Kann einer, der normalerweise Towers und Terminals baut, auch einen Flughafen betreiben? Ist jemand, der Straßen planiert, der Richtige, wenn auf der Autobahn Maut kassiert werden soll? Hans-Peter Keitel, Vorstandschef der Essener Hochtief AG, nickt. "Natürlich, unsere Kunden erwarten von uns heute mehr als nur die Bauleistung. Wir müssen auch Know-how in den Bereichen Betrieb und Finanzierung mitbringen." Was das konkret heißt, lässt sich seit März 2001 in Athen besichtigen. Dort hat Hochtief den Flughafen Eleftherios Venizelos nicht nur geplant, gebaut und finanziert - auch für den Betrieb sind die Essener verantwortlich. Außerdem kaufte Hochtief 1997 gemeinsam mit dem Partner Aer Rianta aus Irland 50 Prozent am Düsseldorfer Flughafen, und im Juli 2000 übernahm das Unternehmen 36 Prozent des Hamburger Flughafens.

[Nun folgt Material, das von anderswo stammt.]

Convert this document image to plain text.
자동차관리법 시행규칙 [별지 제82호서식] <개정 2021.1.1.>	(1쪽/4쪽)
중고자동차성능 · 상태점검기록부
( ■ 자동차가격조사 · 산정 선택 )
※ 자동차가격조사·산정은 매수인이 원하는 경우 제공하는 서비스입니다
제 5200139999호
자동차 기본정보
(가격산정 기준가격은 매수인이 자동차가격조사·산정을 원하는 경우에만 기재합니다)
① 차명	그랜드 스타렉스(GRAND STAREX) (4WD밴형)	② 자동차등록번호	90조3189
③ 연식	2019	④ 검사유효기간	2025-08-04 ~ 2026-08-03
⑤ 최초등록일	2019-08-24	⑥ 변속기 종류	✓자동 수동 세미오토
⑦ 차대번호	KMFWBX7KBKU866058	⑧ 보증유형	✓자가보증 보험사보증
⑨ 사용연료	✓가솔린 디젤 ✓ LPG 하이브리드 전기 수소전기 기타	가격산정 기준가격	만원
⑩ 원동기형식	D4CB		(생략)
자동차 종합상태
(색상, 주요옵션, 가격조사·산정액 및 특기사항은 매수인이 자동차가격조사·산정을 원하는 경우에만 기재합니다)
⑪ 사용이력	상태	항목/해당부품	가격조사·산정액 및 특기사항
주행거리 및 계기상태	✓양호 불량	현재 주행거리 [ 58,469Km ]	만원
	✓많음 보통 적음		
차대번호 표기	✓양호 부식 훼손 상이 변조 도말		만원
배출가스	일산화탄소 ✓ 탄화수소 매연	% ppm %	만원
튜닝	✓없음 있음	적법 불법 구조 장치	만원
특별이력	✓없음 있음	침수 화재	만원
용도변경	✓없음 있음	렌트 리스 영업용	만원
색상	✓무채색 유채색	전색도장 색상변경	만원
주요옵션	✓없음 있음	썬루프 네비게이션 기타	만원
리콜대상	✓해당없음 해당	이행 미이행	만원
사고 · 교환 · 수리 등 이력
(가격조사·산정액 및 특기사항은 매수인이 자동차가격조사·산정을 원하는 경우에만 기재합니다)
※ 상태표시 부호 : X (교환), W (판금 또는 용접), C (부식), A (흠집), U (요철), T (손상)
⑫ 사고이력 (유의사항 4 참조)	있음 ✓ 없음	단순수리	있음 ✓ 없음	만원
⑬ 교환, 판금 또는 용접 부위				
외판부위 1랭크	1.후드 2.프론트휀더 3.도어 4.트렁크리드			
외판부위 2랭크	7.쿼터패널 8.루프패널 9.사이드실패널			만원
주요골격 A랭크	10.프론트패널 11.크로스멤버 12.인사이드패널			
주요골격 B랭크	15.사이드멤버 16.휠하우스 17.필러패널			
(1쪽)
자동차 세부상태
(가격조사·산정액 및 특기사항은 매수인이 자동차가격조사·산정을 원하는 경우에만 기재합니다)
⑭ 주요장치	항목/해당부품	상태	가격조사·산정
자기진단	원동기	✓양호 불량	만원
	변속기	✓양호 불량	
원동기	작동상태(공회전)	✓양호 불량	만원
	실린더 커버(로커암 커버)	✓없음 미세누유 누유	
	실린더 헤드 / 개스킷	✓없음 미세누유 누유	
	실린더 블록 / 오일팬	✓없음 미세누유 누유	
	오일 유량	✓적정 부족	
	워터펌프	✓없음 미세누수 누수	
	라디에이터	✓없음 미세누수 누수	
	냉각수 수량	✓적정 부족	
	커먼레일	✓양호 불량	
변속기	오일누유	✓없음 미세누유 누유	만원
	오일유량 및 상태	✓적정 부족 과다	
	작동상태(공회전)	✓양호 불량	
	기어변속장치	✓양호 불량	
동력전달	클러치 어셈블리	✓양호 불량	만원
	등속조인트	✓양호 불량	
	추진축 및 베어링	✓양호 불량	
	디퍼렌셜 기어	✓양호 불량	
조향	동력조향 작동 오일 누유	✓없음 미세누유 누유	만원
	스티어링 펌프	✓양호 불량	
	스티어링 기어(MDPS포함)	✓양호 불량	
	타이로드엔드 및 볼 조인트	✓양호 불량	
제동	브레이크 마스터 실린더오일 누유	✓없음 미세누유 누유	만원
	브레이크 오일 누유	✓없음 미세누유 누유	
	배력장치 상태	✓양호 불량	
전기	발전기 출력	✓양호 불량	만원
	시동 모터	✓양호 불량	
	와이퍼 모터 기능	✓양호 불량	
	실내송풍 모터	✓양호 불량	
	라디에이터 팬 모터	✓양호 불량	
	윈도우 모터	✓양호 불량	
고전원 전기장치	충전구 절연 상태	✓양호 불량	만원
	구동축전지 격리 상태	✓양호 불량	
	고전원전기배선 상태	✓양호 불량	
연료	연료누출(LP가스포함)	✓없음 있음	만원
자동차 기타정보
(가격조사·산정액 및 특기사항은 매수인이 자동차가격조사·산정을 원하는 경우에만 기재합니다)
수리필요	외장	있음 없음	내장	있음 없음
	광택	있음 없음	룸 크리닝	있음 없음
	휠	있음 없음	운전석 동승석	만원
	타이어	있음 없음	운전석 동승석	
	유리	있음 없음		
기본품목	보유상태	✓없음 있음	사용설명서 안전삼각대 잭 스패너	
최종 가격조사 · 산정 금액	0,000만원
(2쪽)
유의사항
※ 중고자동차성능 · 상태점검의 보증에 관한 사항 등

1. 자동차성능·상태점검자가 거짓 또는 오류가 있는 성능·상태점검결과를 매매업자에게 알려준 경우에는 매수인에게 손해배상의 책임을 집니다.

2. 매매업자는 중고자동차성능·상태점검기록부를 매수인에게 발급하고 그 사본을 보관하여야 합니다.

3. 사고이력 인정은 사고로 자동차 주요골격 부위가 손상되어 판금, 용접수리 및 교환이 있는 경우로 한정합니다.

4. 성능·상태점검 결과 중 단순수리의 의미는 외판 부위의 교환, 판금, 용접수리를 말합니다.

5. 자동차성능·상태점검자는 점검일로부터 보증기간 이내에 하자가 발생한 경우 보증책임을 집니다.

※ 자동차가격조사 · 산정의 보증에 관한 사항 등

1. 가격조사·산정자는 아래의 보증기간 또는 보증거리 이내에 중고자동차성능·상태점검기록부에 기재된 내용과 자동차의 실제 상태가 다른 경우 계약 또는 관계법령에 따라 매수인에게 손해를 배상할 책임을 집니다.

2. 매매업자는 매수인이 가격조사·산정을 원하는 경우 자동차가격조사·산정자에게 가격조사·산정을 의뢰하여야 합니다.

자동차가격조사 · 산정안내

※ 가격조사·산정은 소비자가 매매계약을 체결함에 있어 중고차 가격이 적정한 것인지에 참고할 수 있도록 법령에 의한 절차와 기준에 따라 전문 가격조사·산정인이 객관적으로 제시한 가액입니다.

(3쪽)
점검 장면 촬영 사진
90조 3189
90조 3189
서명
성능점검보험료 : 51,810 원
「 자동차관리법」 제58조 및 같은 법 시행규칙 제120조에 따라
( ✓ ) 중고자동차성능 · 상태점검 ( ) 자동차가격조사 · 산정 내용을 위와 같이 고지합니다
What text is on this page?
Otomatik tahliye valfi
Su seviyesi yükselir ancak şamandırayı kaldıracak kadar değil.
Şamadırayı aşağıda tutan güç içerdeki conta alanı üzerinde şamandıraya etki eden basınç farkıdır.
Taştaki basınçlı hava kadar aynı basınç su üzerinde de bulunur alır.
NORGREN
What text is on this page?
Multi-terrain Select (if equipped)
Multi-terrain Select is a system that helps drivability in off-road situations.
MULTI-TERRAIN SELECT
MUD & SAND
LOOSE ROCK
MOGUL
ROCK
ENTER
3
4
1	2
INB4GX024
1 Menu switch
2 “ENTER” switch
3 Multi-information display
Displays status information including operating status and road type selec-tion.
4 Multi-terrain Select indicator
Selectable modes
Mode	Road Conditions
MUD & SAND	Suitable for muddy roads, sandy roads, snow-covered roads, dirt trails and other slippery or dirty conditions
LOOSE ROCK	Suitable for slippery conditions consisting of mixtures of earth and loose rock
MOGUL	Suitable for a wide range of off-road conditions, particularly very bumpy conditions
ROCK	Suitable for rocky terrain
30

Erste Ansätze zur Neuausrichtung des 1875 gegründeten Bauunternehmens gab es bereits in den sechziger Jahren. Beim Bau eines Hilton-Hotels in Griechenland tauchten erstmals die Begriffe "schlüsselfertiges Bauen" , "Generalunternehmer" und " Dienstleister" auf. "Damals ist die grundlegende Marschrichtung ausgegeben worden, und Hochtief machte sich auf den langen Weg vom reinen Baumeister zum integrierten Baudienstleister", sagt Keitel. Das wichtigste Motiv sind die regelmäßigen Flauten am Bau. "Die Baukonjunktur unterliegt sehr großen Schwankungen. Durch die Dienstleistungen besteht die Chance, von diesen Zyklen langfristig unabhängiger zu werden." Die Projekte sind äußerst unterschiedlich. Hochtief wird etwa die erste Mautstrecke in Deutschland, den Herrentunnel in Lübeck, bauen und betreiben. Die Essener kümmern sich um die Versorgung der Autostadt in Wolfsburg, betreiben ein Tourismuszentrum am südafrikanischen Kap der Guten Hoffnung und ein Kohlenbergwerk in Australien. In Schottland hat Hochtief fünf Schulen gebaut und ist heute für Catering, Reinigung, Schulausstattung und das Gebäudemanagement verantwortlich.

Rund 20 Prozent der rund 37 000 Hochtief-Mitarbeiter verdienen im Dienstleistungssektor ihr Geld. 2001 steuerten die Dienstleistungen rund 1,9 Milliarden Euro zum vorläufigen Umsatz von 13,4 Milliarden Euro bei. Für Keitel ist das noch nicht genug: "Innerhalb der kommenden fünf Jahre wollen wir unsere Umsätze im Dienstleistungsbereich verdoppeln."